It’s a strange fascination for some, I guess, to obsess on fine-liners, felt-tip pens, retractable gel writers, and hard-bound black cover notebooks when a Pilot ball pen and Corona notebook would do. But there are stranger things that we could obsess on, like from purely pink houses to Santa Clauses, and we love it.
My handwriting was particularly small in college, with only a pocket tickler to cover all my notes for one semester. So,I sought fine-pointed pens so I can fit two lines of text per notebook rule, with G-Tec C3, Uni-Pin 0.05, and the uncommon Micro variant of the retractable Uniball Signo being my top choices.

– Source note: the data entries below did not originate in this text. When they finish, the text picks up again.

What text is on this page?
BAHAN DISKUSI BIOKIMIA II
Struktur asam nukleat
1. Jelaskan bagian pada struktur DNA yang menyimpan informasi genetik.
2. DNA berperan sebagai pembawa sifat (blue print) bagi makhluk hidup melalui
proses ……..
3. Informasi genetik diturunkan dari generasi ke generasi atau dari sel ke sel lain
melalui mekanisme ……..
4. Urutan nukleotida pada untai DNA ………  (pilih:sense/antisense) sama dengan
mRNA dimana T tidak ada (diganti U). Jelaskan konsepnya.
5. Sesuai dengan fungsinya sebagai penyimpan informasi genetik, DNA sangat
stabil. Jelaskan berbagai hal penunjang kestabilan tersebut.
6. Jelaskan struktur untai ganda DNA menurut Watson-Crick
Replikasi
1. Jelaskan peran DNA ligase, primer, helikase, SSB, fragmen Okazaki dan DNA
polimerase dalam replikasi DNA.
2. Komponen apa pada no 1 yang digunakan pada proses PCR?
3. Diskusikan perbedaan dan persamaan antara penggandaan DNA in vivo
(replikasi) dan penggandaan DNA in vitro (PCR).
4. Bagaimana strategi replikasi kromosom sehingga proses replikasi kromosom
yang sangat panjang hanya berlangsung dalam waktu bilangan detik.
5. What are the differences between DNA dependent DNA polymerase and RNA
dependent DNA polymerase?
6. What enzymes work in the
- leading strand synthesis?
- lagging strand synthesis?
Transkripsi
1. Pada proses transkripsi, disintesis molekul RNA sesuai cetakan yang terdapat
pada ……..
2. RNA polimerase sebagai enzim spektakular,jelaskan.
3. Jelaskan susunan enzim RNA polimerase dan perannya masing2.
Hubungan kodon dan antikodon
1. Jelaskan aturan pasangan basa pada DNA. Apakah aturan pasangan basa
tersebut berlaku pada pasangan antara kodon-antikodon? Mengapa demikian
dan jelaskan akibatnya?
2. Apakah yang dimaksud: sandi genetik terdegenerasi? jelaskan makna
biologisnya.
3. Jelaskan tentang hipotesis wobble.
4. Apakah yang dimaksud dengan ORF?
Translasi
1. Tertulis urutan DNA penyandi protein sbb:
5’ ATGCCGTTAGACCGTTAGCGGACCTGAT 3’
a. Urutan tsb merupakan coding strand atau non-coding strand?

Yet I always dreamed of a fountain pen, looking at National Bookstore’s displays when I’m off to check out new Moleskine releases (they don’t make them like they used to) or get G-Tec refills. Whenever I get customized Parker pens for gifts, I’d hope to see a nib when I remove the cap. But all I got were ballpoints that would stop working after a few weeks.
Also, I couldn’t get myself one. Those NBS prices are expensive.
I forgot about fountain pens until my Japan trip in 2014, when I found a cheap one for under Php100 at a Daiso outlet somewhere in Aichi prefecture, where my host family dropped by to get some munchies. I’d lose that pen (and the replacement that I asked a schoolmate to buy) to borrowers, but I already slipped into the world of nibs and ink.
There is something about how the ink shades and flows on the right paper, and how it “glows” through a demonstrator barrel when light hits it at the right angle, and it makes you want to keep on writing until you use it all up so you could fill the pen again and continue writing.
Right now, I have around a dozen pens and about the same number of ink bottles, stopping the haul as I aim for a pricey piece of craftsmanship from Japan (Nakaya).
There is a line from the movie The Last Castle where the imprisoned general played by Robert Redford comments that those who actually went to war won’t need combat memorabilia. I obsessed on fountain pens and revived my notebook collection in a period when I haven’t written anything substantial for months after leaving journalism, and the pricey pens seemed to make up for whatever lack of output I may have.
Pen, journal, and macha combination for a slow afternoon.
So I write with my pens, and I love writing with them. If they make me jot down memories so ephemeral that they vanish in a whim, I’ll keep on bringing them until I go back to those days when I’ll write with anything on anything because I must see those words on paper.
Until what I write with won’t matter, but what I write.